Manuel Hernández Villeta
La administración pública

Por Manuel Hernández Villeta/A Pleno Sol

La casi totalidad de los que participan en la vida política, buscan un cargo en el Gobierno. Es una hipocresía que una mayoría mantenga que va a los mítines partidistas luchando por el bienestar social del país.

Si se hace una encuesta, la casi totalidad espera un empleo en el sector oficial. La razón de ser de los activistas es que se les tome en cuenta en caso de que su partido  gane las elecciones. Esa ambición  es a todos los niveles. Unos quieren ser ministros y los más se conforman con un escritorio en cualquier  departamento.

Pero esos son los que quieren trabajar. Hay otra capa, que es intolerable, que se mete a la política para conseguir una o varias botellas. Es que por su militancia se le pague un salario sin trabajar. Es un espécimen que debe desaparecer del acontecer político dominicano.

El que no trabaja no debe cobrar. Los cargos se deben asignar según la capacidad de la persona, y no por su pasada labor de agitación. Es hora de adecentar la administración pública.

La carrera administrativa puede ser una solución, pero primero hay que ver si mediante ese sistema se cumplen todos los parámetros. No puede haber una verdadera carrera administrativa si para llegar al cargo se utiliza la tarjeta o la carta de un político.

Hay unos cien mil empleados públicos de carrera, que fueron dejados por la pasada administración. Aducen que no se les puede cancelar y que tienen derecho a seguir en los cargos de por vida. Si bien la carrera administrativa es necesaria, tampoco puede ser un seguro para que burócratas se eternicen en el cargo.

Las presentes autoridades deben dar los pasos para una verdadera carrera administrativa. Todos los cargos se deben llenar mediante concurso. Pero estamos lejos de sentar las bases de una verdadera carrera administrativa.
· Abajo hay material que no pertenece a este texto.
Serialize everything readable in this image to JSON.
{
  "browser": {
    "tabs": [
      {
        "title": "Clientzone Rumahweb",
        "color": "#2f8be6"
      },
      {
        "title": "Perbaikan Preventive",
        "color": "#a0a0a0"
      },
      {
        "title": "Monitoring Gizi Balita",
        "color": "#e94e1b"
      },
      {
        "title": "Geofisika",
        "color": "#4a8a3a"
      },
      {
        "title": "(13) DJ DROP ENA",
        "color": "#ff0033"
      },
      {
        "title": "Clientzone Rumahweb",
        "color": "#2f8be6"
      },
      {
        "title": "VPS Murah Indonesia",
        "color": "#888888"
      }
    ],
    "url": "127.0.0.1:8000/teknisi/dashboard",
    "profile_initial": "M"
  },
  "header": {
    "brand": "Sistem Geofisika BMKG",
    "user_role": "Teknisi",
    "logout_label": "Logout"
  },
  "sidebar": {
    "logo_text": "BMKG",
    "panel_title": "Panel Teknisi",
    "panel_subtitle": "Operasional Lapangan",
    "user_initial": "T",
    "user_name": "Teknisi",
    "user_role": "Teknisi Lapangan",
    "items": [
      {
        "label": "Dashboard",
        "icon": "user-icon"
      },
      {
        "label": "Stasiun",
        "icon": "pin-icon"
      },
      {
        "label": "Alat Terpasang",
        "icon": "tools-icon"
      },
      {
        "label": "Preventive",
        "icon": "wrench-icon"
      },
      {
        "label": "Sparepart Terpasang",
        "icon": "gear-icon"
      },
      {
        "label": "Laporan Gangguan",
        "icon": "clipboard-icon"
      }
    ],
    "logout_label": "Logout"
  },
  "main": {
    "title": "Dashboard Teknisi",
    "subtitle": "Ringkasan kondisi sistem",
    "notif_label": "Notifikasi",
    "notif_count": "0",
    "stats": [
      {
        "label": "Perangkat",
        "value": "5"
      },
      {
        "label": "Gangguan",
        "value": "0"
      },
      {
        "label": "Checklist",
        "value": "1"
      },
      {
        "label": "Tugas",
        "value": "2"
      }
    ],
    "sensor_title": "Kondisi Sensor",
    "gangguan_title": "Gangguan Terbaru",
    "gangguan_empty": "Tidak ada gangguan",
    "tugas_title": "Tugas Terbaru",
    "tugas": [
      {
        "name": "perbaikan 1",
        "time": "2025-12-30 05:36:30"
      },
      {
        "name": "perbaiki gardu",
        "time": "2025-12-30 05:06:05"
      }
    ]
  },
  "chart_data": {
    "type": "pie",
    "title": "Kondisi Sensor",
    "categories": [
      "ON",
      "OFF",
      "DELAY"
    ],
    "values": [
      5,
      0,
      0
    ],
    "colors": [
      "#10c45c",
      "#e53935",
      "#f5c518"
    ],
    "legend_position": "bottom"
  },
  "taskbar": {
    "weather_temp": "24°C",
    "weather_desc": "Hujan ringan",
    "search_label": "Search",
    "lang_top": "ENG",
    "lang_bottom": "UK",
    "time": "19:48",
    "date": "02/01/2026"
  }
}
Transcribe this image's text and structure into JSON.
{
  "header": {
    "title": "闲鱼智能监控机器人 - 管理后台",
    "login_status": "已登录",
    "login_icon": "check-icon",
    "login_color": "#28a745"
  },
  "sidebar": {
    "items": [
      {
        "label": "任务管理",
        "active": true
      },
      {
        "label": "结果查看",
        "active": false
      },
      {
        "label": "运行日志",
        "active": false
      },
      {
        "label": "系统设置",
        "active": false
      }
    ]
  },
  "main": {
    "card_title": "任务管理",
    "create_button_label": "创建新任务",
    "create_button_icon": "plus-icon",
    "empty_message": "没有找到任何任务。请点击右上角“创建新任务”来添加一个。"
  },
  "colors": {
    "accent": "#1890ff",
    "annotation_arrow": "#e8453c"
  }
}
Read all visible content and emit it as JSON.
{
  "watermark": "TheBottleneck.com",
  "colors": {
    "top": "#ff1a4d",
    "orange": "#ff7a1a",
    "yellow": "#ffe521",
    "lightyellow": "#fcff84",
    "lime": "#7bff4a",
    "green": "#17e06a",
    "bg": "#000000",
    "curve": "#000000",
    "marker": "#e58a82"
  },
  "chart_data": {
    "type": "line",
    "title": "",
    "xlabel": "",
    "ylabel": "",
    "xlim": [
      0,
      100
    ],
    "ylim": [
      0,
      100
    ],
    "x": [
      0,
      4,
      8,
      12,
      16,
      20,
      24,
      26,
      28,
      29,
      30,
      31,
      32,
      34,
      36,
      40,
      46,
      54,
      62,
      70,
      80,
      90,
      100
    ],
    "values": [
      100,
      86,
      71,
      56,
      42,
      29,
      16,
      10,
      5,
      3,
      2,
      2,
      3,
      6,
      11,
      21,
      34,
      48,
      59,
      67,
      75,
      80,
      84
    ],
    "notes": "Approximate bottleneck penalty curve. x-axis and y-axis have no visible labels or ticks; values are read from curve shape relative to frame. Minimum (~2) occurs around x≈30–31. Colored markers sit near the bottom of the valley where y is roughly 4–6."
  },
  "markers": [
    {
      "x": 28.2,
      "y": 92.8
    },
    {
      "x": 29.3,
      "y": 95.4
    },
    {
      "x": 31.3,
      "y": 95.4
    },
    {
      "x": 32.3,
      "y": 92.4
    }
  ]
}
Siempre el Estado ha sido el granero de los vocingleros. Que ahora se vaya a cambiar esa situación es otra variante. Desde luego, vamos a dar tiempo al tiempo.

La burocracia oficial tiene que ser plenamente tecnificada. Se tienen que ofrecer cursos permanentes, capacitación constante. Hoy, en la mayoría de las dependencias del Estado se paga mejor salario que en el sector privado, con horarios de labores  más reducidos.

Con la carrera administrativa se inició lo que puede ser la institucionalidad del Estado, ahora queda seguir adelante con esos programas y tratar de impulsarlos a su máximo desarrollo. Pero no se olvide que de por medio está el deseo de las bases de obtener un empleo a como dé lugar. ¡Ay!, se me acabó la tinta.